Research interests have included illnesses affecting both mind and body and understanding the links between them. More recent studies have explored the factors leading to poor quality of life after cancer, and developing interventions to improve it.

Dr Teresa Wolowiec

Advisory Team

Following a first career in documentary photojournalism, Dr Teresa Wolowiec retrained as a Clinical Psychologist, and now specialises in working with individuals with complex psychological and social difficulties. She enjoys finding effective and creative ways to explore positive change, and has extensive experience in supporting staff teams to work helpfully and hopefully with challenging mental health issues. After ten years working in forensic mental health services, she is now the lead psychologist in Psychiatric Liaison at Whipps Cross Hospital in north east London. She is a passionate supporter of reflective practice, facilitating and supervising reflective practice sessions with NHS staff, to explore alternative perspectives in addressing complex problems. Teresa also has a long history of working with individuals experiencing gender dysphoria, conducting research, teaching, assessments and therapy in this area.

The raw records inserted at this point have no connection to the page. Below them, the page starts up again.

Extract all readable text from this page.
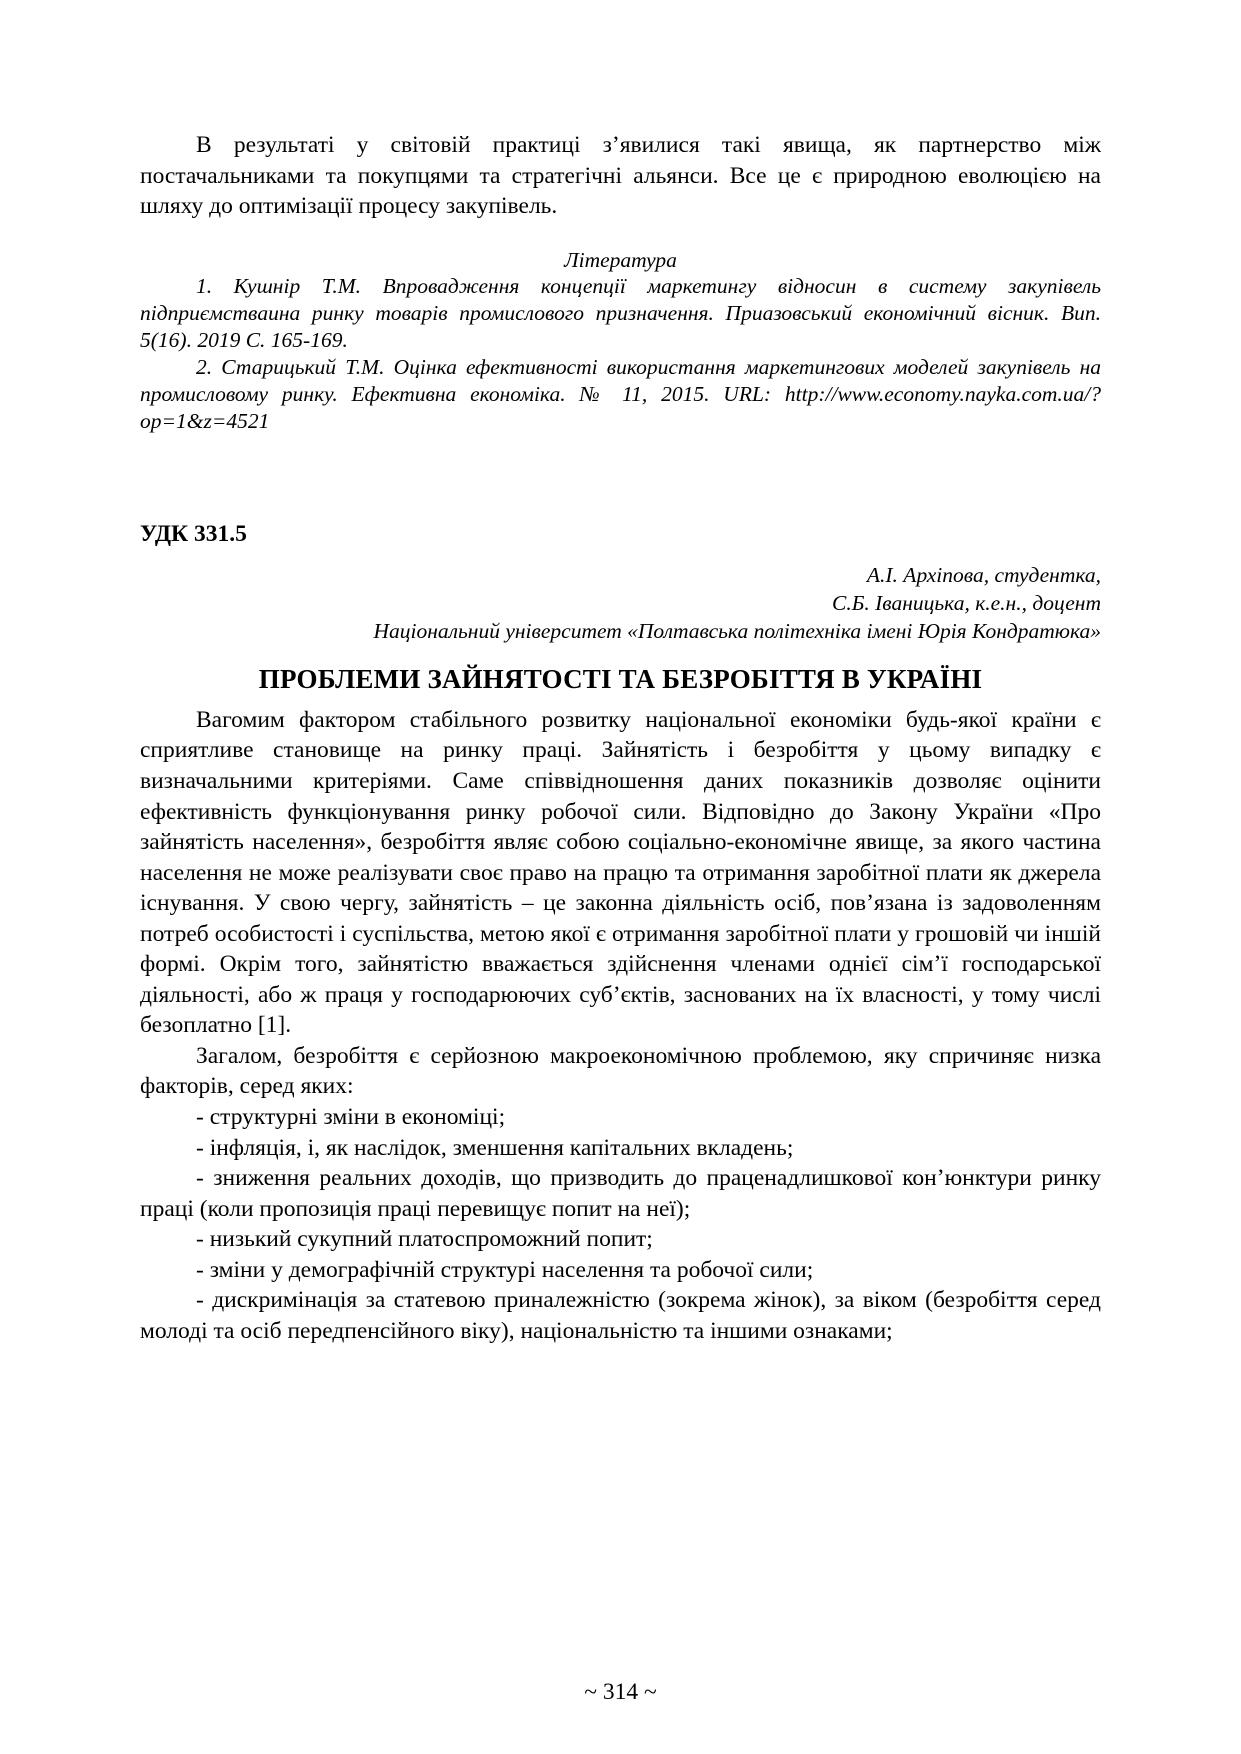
В результаті у світовій практиці з’явилися такі явища, як партнерство між постачальниками та покупцями та стратегічні альянси. Все це є природною еволюцією на шляху до оптимізації процесу закупівель.

Література

1. Кушнір Т.М. Впровадження концепції маркетингу відносин в систему закупівель підприємствaина ринку товарів промислового призначення. Приазовський економічний вісник. Вип. 5(16). 2019 С. 165-169.

2. Старицький Т.М. Оцінка ефективності використання маркетингових моделей закупівель на промисловому ринку. Ефективна економіка. № 11, 2015. URL: http://www.economy.nayka.com.ua/?op=1&z=4521

УДК 331.5

А.І. Архіпова, студентка,

С.Б. Іваницька, к.е.н., доцент

Національний університет «Полтавська політехніка імені Юрія Кондратюка»

ПРОБЛЕМИ ЗАЙНЯТОСТІ ТА БЕЗРОБІТТЯ В УКРАЇНІ

Вагомим фактором стабільного розвитку національної економіки будь-якої країни є сприятливе становище на ринку праці. Зайнятість і безробіття у цьому випадку є визначальними критеріями. Саме співвідношення даних показників дозволяє оцінити ефективність функціонування ринку робочої сили. Відповідно до Закону України «Про зайнятість населення», безробіття являє собою соціально-економічне явище, за якого частина населення не може реалізувати своє право на працю та отримання заробітної плати як джерела існування. У свою чергу, зайнятість – це законна діяльність осіб, пов’язана із задоволенням потреб особистості і суспільства, метою якої є отримання заробітної плати у грошовій чи іншій формі. Окрім того, зайнятістю вважається здійснення членами однієї сім’ї господарської діяльності, або ж праця у господарюючих суб’єктів, заснованих на їх власності, у тому числі безоплатно [1].

Загалом, безробіття є серйозною макроекономічною проблемою, яку спричиняє низка факторів, серед яких:

- структурні зміни в економіці;

- інфляція, і, як наслідок, зменшення капітальних вкладень;

- зниження реальних доходів, що призводить до праценадлишкової кон’юнктури ринку праці (коли пропозиція праці перевищує попит на неї);

- низький сукупний платоспроможний попит;

- зміни у демографічній структурі населення та робочої сили;

- дискримінація за статевою приналежністю (зокрема жінок), за віком (безробіття серед молоді та осіб передпенсійного віку), національністю та іншими ознаками;

~ 314 ~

Believing that mental health is fundamentally a social justice issue, Teresa is interested in the application of psychology to the broadest range of sociocultural and political issues. She has recently published work exploring the impact of culture and diversity on reflective practice.

Dr Vicky Ropner

Advisory Team

Dr Vicky Ropner is a Counselling Psychologist specialising in PTSD and Complex PTSD She currently works in the Traumatic Stress Clinic at St Pancras Hospital. Vicky has previously worked in a drug and alcohol service, UCL’s student psychological services and in integrated psychological therapy teams at the Maudsley and Lewisham hospitals. She also worked in the trauma service at Transport for London, working with train drivers and station staff with PTSD.

Vicky has been a volunteer at TLP since its earliest days. She joined in 2016, after three years as a Samaritan. She was a supervising volunteer for five years, and now delivers and develops internal training and provides group supervision. She has a particular interest in supporting the mental health of volunteers.